200 watts of Uni-solar Flexable panels on roof
Morningstar MPPT Charge controller
Seriously leaning toward 4 Golf Cart Batteries (don't have them yet)
So with this setup, and given my energy usage, I should be able to get 4 to 5 days dry camping (with some heater running). Another note, I sure would love to not have to carry a generator, gas, and oil.
So in the event I had a string of rainy weather and got very limited production out of my solar panels, with a really good set of jumper cable, could I idle the truck for a few hours to recharge the battery bank?
Not saying this would be standard practice, but in a pinch would it work? Any issues I should be concerned about?
Yes, the jumper cables would work. The charging wire size is the usual restriction in trying to charge from the TV.
With dry camping, solar and truck charging you should have a way to check the state of charge, amp usage and amp input to your batteries.
Take a look at the TriMetric battery monitors.
2000 Sea Breeze F53 V10 - CR-V Toad
Some RV batteries live a long and useful life, some are murdered. Get a Digital Multimeter and Learn How to Use It
The unisolar panels are going to work fairly well even in cloudy conditions, as they convert diffused sunlight better than the average panel.
What I use to heat my 30' Bounder is a Olympic Catalytic heater. It will keep the RV toasty warm even at 40F outside, and below 32, I run the furnace a little bit to distribute the heat to the bedroom and basement, keeping it 70 inside with very little furnace used.
I have a 400 watt solar system, 4 golf cart batteries, and only need to run the battery charger a few hours in January. I live full time in the RV, yet have 120 volt hookups for the TV and microwave. Everything that runs on 12 volts runs from the solar system.
I think you will be fine without solar with 4 batteries for 5 nights, even with a little furnace used. With the solar, it will put back around 35 - 50 amp hours daily, and this will add to the 440 AH you started with, giving you at least 150 AH more after 5 days in the sun, up to 250 AH more in ideal sun.
My RV has a E-meter that carefully measures the power being used. My furnace is about 6 AH, and what really uses power is the refrigerator / propane detector/ CO detector. They total 35 AH per 24 hour period, and can not be reduced. Lights will probably only reach about 25 AH per day, water pump will move 120 gallons with 9 AH, so probably go the whole week with less than 8 AH. Furnace is 6 amps per hour, and might use 10 hours in 5 days?
I think you will be fine with the 440 AH + the 150 AH that the solar system is likely to add to your batteries in a 5 day/night camping trip.
As for the truck charging the battery, yes it is possible, what I would do is move the truck into position, leave it idle a few minutes, while hooking up the cables, leave it run say 5 minutes more, then shut it off. The truck and trailer batteries will equalize for the next 1/2 hour or so, and then start the truck and run it about 15 minutes to recharge all the batteries at maximum alternator output for that time. You will need to be above idle - say 1,500 RPM to get a good recharge. Or do this before going sightseeing, and the truck battery will recharge during the drive.

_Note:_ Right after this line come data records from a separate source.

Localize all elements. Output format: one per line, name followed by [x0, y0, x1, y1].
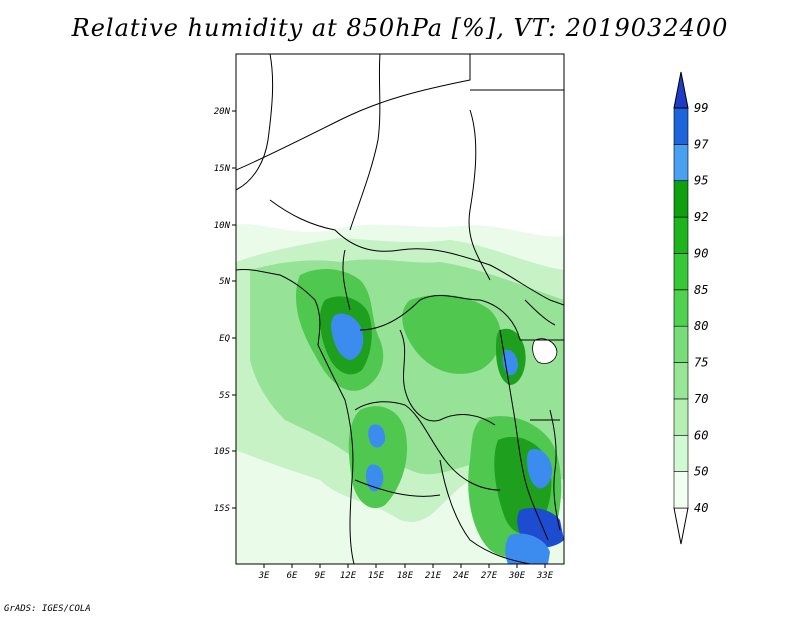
colorbar-label: 99	[694, 101, 708, 115]
x-tick-label: 6E	[287, 571, 298, 581]
colorbar-label: 60	[694, 428, 708, 442]
colorbar-swatch	[673, 289, 689, 327]
colorbar-swatch	[673, 107, 689, 145]
colorbar-swatch	[673, 434, 689, 472]
colorbar-label: 80	[694, 319, 708, 333]
colorbar-label: 70	[694, 392, 708, 406]
x-tick-label: 15E	[368, 571, 385, 581]
map-frame	[235, 53, 565, 565]
x-tick-label: 30E	[508, 571, 526, 581]
humidity-contour-95	[527, 449, 553, 489]
colorbar-swatch	[673, 253, 689, 291]
y-tick-label: 10N	[214, 221, 231, 231]
x-tick-label: 24E	[453, 571, 470, 581]
y-tick-label: 15S	[214, 504, 231, 514]
colorbar-label: 92	[694, 210, 708, 224]
humidity-field	[236, 224, 564, 564]
colorbar-swatch	[673, 180, 689, 218]
colorbar-swatch	[673, 398, 689, 436]
colorbar: 40 50 60 70 75 80 85 90 92 95 97 99	[673, 71, 709, 545]
y-tick-label: EQ	[219, 334, 230, 344]
colorbar-label: 90	[694, 246, 708, 260]
colorbar-label: 40	[694, 501, 708, 515]
colorbar-label: 85	[694, 283, 708, 297]
grads-credit: GrADS: IGES/COLA	[4, 604, 91, 614]
country-borders	[236, 54, 564, 564]
x-tick-label: 18E	[397, 571, 414, 581]
lake-victoria	[532, 338, 558, 364]
colorbar-label: 95	[694, 174, 708, 188]
x-tick-label: 3E	[258, 571, 270, 581]
colorbar-over-arrow	[673, 71, 689, 109]
map-title: Relative humidity at 850hPa [%], VT: 201…	[71, 14, 729, 42]
colorbar-label: 97	[694, 137, 709, 151]
x-tick-label: 12E	[340, 571, 357, 581]
y-tick-label: 5S	[219, 391, 230, 401]
y-tick-label: 20N	[214, 107, 231, 117]
colorbar-swatch	[673, 216, 689, 254]
x-tick-label: 9E	[315, 571, 326, 581]
x-tick-label: 33E	[536, 571, 554, 581]
humidity-contour-85	[348, 406, 408, 509]
colorbar-label: 50	[694, 465, 708, 479]
humidity-contour-95	[331, 313, 364, 360]
humidity-contour-95	[505, 533, 550, 564]
y-tick-label: 5N	[219, 277, 230, 287]
humidity-contour-95	[365, 464, 384, 492]
x-tick-label: 21E	[425, 571, 442, 581]
colorbar-label: 75	[694, 356, 708, 370]
y-tick-label: 10S	[214, 447, 231, 457]
colorbar-swatch	[673, 325, 689, 363]
humidity-contour-85	[402, 294, 501, 374]
y-tick-label: 15N	[214, 164, 231, 174]
colorbar-under-arrow	[673, 507, 689, 545]
colorbar-swatch	[673, 471, 689, 509]
humidity-contour-95	[368, 424, 386, 448]
colorbar-swatch	[673, 144, 689, 182]
colorbar-swatch	[673, 362, 689, 400]
axis-ticks	[232, 110, 546, 568]
x-tick-label: 27E	[481, 571, 498, 581]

AS for as towing to recharge the fifth wheel, it will take many hours, and the solar system will probably put in as much power as the truck can. You are limited by the #12 wire between the truck and trailer, and the #12 wire in the power cord connection, and #10 ground wire. Upgrading that wiring is a good idea, to recharge faster during the drive.
However if you don't frequently drive between one boondocking place and another, then upgrading the wiring will not really do much for you. I normally drove to one place, and stayed there until time to go back to work. Yet if you drive to one lake, then another, then a third place before returning home, the truck can recharge the battery easy if wire is upgraded to #8 with a relay to prevent charging when the engine is off, and a "Anderson Connector" - a forklift battery connector rated at 50 amps that will transfer power more effectively.

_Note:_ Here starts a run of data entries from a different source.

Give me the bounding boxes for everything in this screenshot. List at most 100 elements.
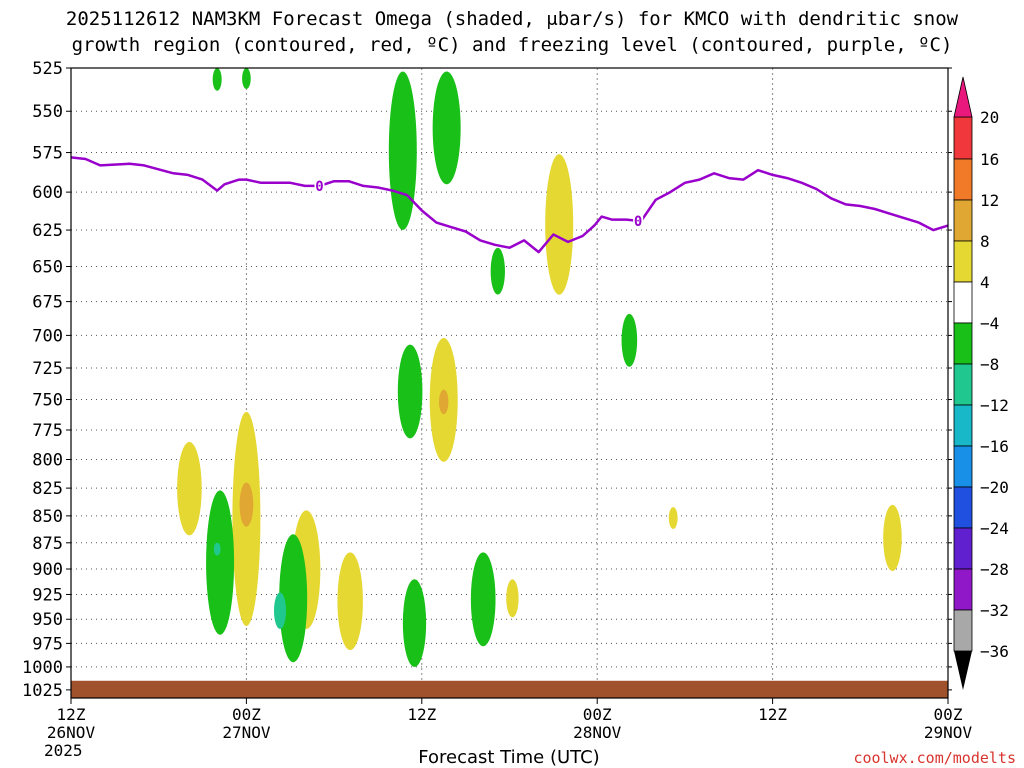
colorbar-segment xyxy=(953,486,973,529)
time-tick-label: 12Z xyxy=(57,705,86,724)
colorbar-segment xyxy=(953,158,973,201)
time-tick-label: 28NOV xyxy=(573,723,622,742)
colorbar-label: 20 xyxy=(980,108,999,127)
colorbar-segment xyxy=(953,568,973,611)
colorbar-label: −36 xyxy=(980,642,1009,661)
pressure-tick-label: 975 xyxy=(32,634,63,654)
pressure-tick-label: 925 xyxy=(32,585,63,605)
colorbar-label: −12 xyxy=(980,396,1009,415)
omega-shaded-areas xyxy=(177,68,902,667)
colorbar-segment xyxy=(953,363,973,406)
pressure-tick-label: 650 xyxy=(32,258,63,278)
omega-upward-area xyxy=(279,534,308,663)
colorbar-segment xyxy=(953,445,973,488)
colorbar-label: −16 xyxy=(980,437,1009,456)
pressure-tick-label: 725 xyxy=(32,359,63,379)
colorbar-label: −20 xyxy=(980,478,1009,497)
pressure-tick-label: 750 xyxy=(32,391,63,411)
colorbar-label: 4 xyxy=(980,273,990,292)
pressure-tick-label: 850 xyxy=(32,507,63,527)
omega-downward-area xyxy=(883,504,902,572)
pressure-tick-label: 550 xyxy=(32,102,63,122)
pressure-tick-label: 1025 xyxy=(22,681,63,701)
freezing-level-label: 0 xyxy=(315,179,323,195)
time-tick-label: 00Z xyxy=(934,705,963,724)
omega-downward-area xyxy=(439,389,449,415)
pressure-tick-label: 675 xyxy=(32,293,63,313)
colorbar-label: −32 xyxy=(980,601,1009,620)
omega-colorbar: 20 16 12 8 4 −4 −8 −12 −16 −20 −24 −28 −32 −36 xyxy=(953,76,1009,690)
colorbar-label: −28 xyxy=(980,560,1009,579)
colorbar-label: −24 xyxy=(980,519,1009,538)
colorbar-label: −4 xyxy=(980,314,999,333)
colorbar-segment xyxy=(953,609,973,652)
omega-upward-area xyxy=(470,552,496,647)
pressure-tick-label: 575 xyxy=(32,144,63,164)
freezing-level-label: 0 xyxy=(634,214,642,230)
chart-title-line-2: growth region (contoured, red, ºC) and f… xyxy=(71,34,953,56)
freezing-level-label-bg xyxy=(633,213,644,229)
freezing-level-line xyxy=(70,156,949,254)
time-tick-label: 00Z xyxy=(232,705,261,724)
pressure-tick-label: 700 xyxy=(32,326,63,346)
colorbar-label: 8 xyxy=(980,232,990,251)
omega-downward-area xyxy=(668,507,678,529)
time-tick-label: 12Z xyxy=(758,705,787,724)
omega-upward-area xyxy=(490,247,505,295)
colorbar-label: 12 xyxy=(980,191,999,210)
pressure-tick-label: 600 xyxy=(32,183,63,203)
omega-upward-area xyxy=(397,344,423,439)
omega-upward-area xyxy=(432,71,461,185)
omega-downward-area xyxy=(239,482,254,527)
colorbar-segment xyxy=(953,281,973,324)
credit-link[interactable]: coolwx.com/modelts xyxy=(853,749,1016,767)
freezing-level-contour: 00 xyxy=(70,156,949,254)
chart-title-line-1: 2025112612 NAM3KM Forecast Omega (shaded… xyxy=(65,8,959,30)
omega-upward-area xyxy=(242,68,251,90)
pressure-tick-label: 625 xyxy=(32,221,63,241)
colorbar-label: 16 xyxy=(980,150,999,169)
omega-upward-area xyxy=(213,542,221,556)
time-tick-label: 00Z xyxy=(583,705,612,724)
omega-upward-area xyxy=(273,592,287,629)
time-tick-label: 2025 xyxy=(44,741,83,760)
time-tick-label: 29NOV xyxy=(924,723,973,742)
time-tick-label: 26NOV xyxy=(47,723,96,742)
time-tick-label: 12Z xyxy=(407,705,436,724)
colorbar-segment xyxy=(953,116,973,160)
pressure-tick-label: 900 xyxy=(32,560,63,580)
pressure-tick-label: 800 xyxy=(32,451,63,471)
freezing-level-label-bg xyxy=(314,177,325,193)
terrain-band xyxy=(71,680,948,698)
omega-downward-area xyxy=(506,579,519,618)
colorbar-segment xyxy=(953,527,973,570)
omega-downward-area xyxy=(545,154,574,295)
omega-upward-area xyxy=(402,579,427,667)
pressure-axis: 525 550 575 600 625 650 675 700 725 750 775 800 825 8… xyxy=(22,59,952,701)
colorbar-segment xyxy=(953,199,973,242)
colorbar-bottom-arrow xyxy=(954,651,972,690)
omega-upward-area xyxy=(388,71,417,231)
colorbar-segment xyxy=(953,322,973,365)
pressure-tick-label: 775 xyxy=(32,421,63,441)
plot-border xyxy=(70,67,949,699)
x-axis-label: Forecast Time (UTC) xyxy=(418,747,599,768)
omega-downward-area xyxy=(337,552,363,651)
colorbar-top-arrow xyxy=(953,76,973,118)
pressure-tick-label: 525 xyxy=(32,59,63,79)
pressure-tick-label: 950 xyxy=(32,610,63,630)
colorbar-label: −8 xyxy=(980,355,999,374)
colorbar-segment xyxy=(953,240,973,283)
pressure-tick-label: 875 xyxy=(32,534,63,554)
omega-downward-area xyxy=(177,441,202,536)
omega-upward-area xyxy=(621,313,638,367)
pressure-tick-label: 825 xyxy=(32,479,63,499)
colorbar-segment xyxy=(953,404,973,447)
omega-upward-area xyxy=(206,490,235,635)
terrain-surface xyxy=(71,680,948,698)
omega-upward-area xyxy=(212,68,222,91)
pressure-tick-label: 1000 xyxy=(22,658,63,678)
time-tick-label: 27NOV xyxy=(222,723,271,742)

I run into this frequently both here and afloat. The fact is that idling is not a good thing for an engine. Most engines will not adequately lubricate the parts that get splashed and sprayed when only at idle. Few engines will get the lube oil to and keep it at a temperature that will drive the trapped moisture (a by-product of combustion) out of the lube oil. Many parts of the engine will not be at or near the temperature they were expecting to be.

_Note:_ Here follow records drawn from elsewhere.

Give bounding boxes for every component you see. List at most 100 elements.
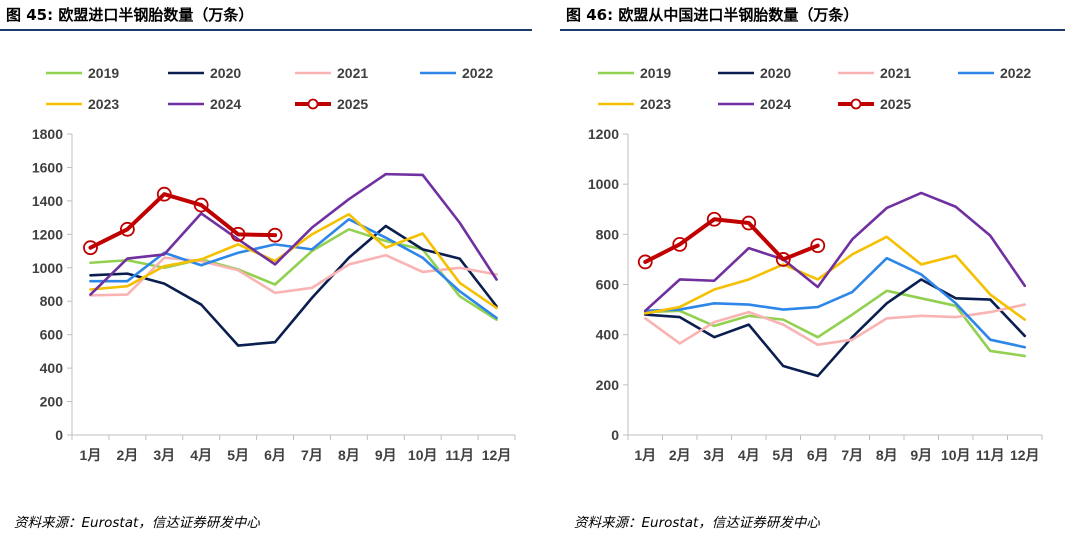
y-tick-label: 400 [596, 327, 620, 343]
data-point-2025 [706, 211, 722, 227]
series-line-2025 [88, 192, 278, 250]
legend-label: 2024 [210, 96, 241, 112]
x-tick-label: 5月 [227, 447, 249, 463]
data-point-2025 [637, 254, 653, 270]
legend-item-2019: 2019 [598, 65, 671, 81]
legend-item-2024: 2024 [718, 96, 791, 112]
series-line-2024 [89, 172, 498, 296]
x-tick-label: 11月 [445, 447, 474, 463]
series-line-2020 [89, 224, 498, 347]
y-tick-label: 1800 [32, 126, 63, 142]
y-tick-label: 200 [596, 377, 620, 393]
chart-panel-eu-imports: 图 45: 欧盟进口半钢胎数量（万条） 0 200 400 600 800 1000 120… [0, 0, 533, 536]
x-tick-label: 5月 [772, 447, 794, 463]
series-line-2021 [643, 303, 1027, 347]
legend-label: 2024 [760, 96, 791, 112]
source-note: 资料来源：Eurostat，信达证券研发中心 [574, 515, 820, 531]
x-tick-label: 8月 [876, 447, 898, 463]
data-point-2025 [672, 236, 688, 252]
y-tick-label: 1400 [32, 193, 63, 209]
figure-title: 图 46: 欧盟从中国进口半钢胎数量（万条） [566, 6, 859, 24]
series-line-2019 [643, 289, 1027, 358]
title-divider [0, 29, 532, 31]
y-tick-label: 1600 [32, 159, 63, 175]
legend-item-2023: 2023 [598, 96, 671, 112]
x-tick-label: 2月 [116, 447, 138, 463]
x-tick-label: 6月 [807, 447, 829, 463]
x-tick-label: 1月 [80, 447, 102, 463]
x-tick-label: 1月 [634, 447, 656, 463]
y-tick-label: 800 [40, 293, 64, 309]
x-tick-label: 4月 [738, 447, 760, 463]
legend-marker [307, 98, 319, 110]
legend-item-2025: 2025 [295, 96, 368, 112]
legend-label: 2023 [88, 96, 119, 112]
legend-label: 2021 [337, 65, 368, 81]
legend-label: 2020 [760, 65, 791, 81]
series-line-2022 [643, 256, 1027, 349]
figure-title: 图 45: 欧盟进口半钢胎数量（万条） [6, 6, 254, 24]
x-tick-label: 7月 [841, 447, 863, 463]
legend-item-2020: 2020 [168, 65, 241, 81]
series-line-2023 [643, 235, 1027, 321]
data-point-2025 [119, 221, 135, 237]
x-tick-label: 7月 [301, 447, 323, 463]
legend-item-2021: 2021 [295, 65, 368, 81]
legend-label: 2019 [88, 65, 119, 81]
legend-label: 2022 [1000, 65, 1031, 81]
series-line-2025 [643, 217, 820, 264]
legend-marker [850, 98, 862, 110]
data-point-2025 [267, 227, 283, 243]
legend-item-2025: 2025 [838, 96, 911, 112]
legend-label: 2025 [337, 96, 368, 112]
y-tick-label: 1000 [32, 260, 63, 276]
legend-item-2022: 2022 [420, 65, 493, 81]
y-tick-label: 1000 [588, 176, 619, 192]
x-tick-label: 4月 [190, 447, 212, 463]
x-tick-label: 3月 [703, 447, 725, 463]
data-point-2025 [775, 252, 791, 267]
series-line-2024 [643, 191, 1027, 313]
data-point-2025 [193, 197, 209, 213]
title-divider [560, 29, 1065, 31]
legend-label: 2020 [210, 65, 241, 81]
y-tick-label: 600 [40, 327, 64, 343]
legend-label: 2019 [640, 65, 671, 81]
legend-label: 2025 [880, 96, 911, 112]
x-tick-label: 11月 [976, 447, 1005, 463]
data-point-2025 [741, 215, 757, 231]
series-line-2021 [89, 253, 498, 297]
legend-item-2024: 2024 [168, 96, 241, 112]
x-tick-label: 8月 [338, 447, 360, 463]
y-tick-label: 1200 [588, 126, 619, 142]
legend-item-2020: 2020 [718, 65, 791, 81]
y-tick-label: 400 [40, 360, 64, 376]
x-tick-label: 9月 [910, 447, 932, 463]
source-note: 资料来源：Eurostat，信达证券研发中心 [14, 515, 260, 531]
x-tick-label: 10月 [408, 447, 438, 463]
x-tick-label: 3月 [153, 447, 175, 463]
series-line-2019 [89, 228, 498, 321]
series-line-2020 [643, 278, 1027, 378]
y-tick-label: 200 [40, 394, 64, 410]
legend-label: 2022 [462, 65, 493, 81]
x-tick-label: 6月 [264, 447, 286, 463]
x-tick-label: 10月 [941, 447, 971, 463]
legend-item-2019: 2019 [46, 65, 119, 81]
legend-label: 2023 [640, 96, 671, 112]
legend-item-2022: 2022 [958, 65, 1031, 81]
y-tick-label: 600 [596, 277, 620, 293]
line-chart-eu-imports-from-china: 0 200 400 600 800 1000 1200 1月 2月 3月 4月 5月 6月 7月 8月 9月 1… [588, 65, 1043, 463]
y-tick-label: 0 [55, 427, 63, 443]
y-tick-label: 800 [596, 226, 620, 242]
x-tick-label: 12月 [1010, 447, 1040, 463]
legend-label: 2021 [880, 65, 911, 81]
data-point-2025 [83, 240, 98, 256]
data-point-2025 [810, 238, 826, 254]
legend-item-2023: 2023 [46, 96, 119, 112]
x-tick-label: 2月 [669, 447, 691, 463]
line-chart-eu-imports: 0 200 400 600 800 1000 1200 1400 1600 1800 1月 2月 3月 4… [32, 65, 516, 463]
x-tick-label: 9月 [375, 447, 397, 463]
x-tick-label: 12月 [482, 447, 512, 463]
data-point-2025 [156, 186, 172, 202]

If you are going to do it about once a year when you get stuck in a week of bad weather, that is one thing, but if you make a steady plan of this it will not serve you well.
If you are wondering, I was an engine guy in Detroit for a lot of years before I went back to my boat work.
Matt & Mary Colie
A sailor, his bride and their black dog going to see some dry places that have Geocaches in a coach made the year we married.
A Ford with the 3G or 4G alternator will develop a potential of almost 100 amps at idle. Starting an engine cold and letting it idle for an hour would give you roughly 100 gross amp hour replenishment. I would certainly try to find cables with 2 gauge or larger conductors. Haven't looked at the newest vehicles but we used to jam a match book in the throttle linkage to keep the engine speed a little higher.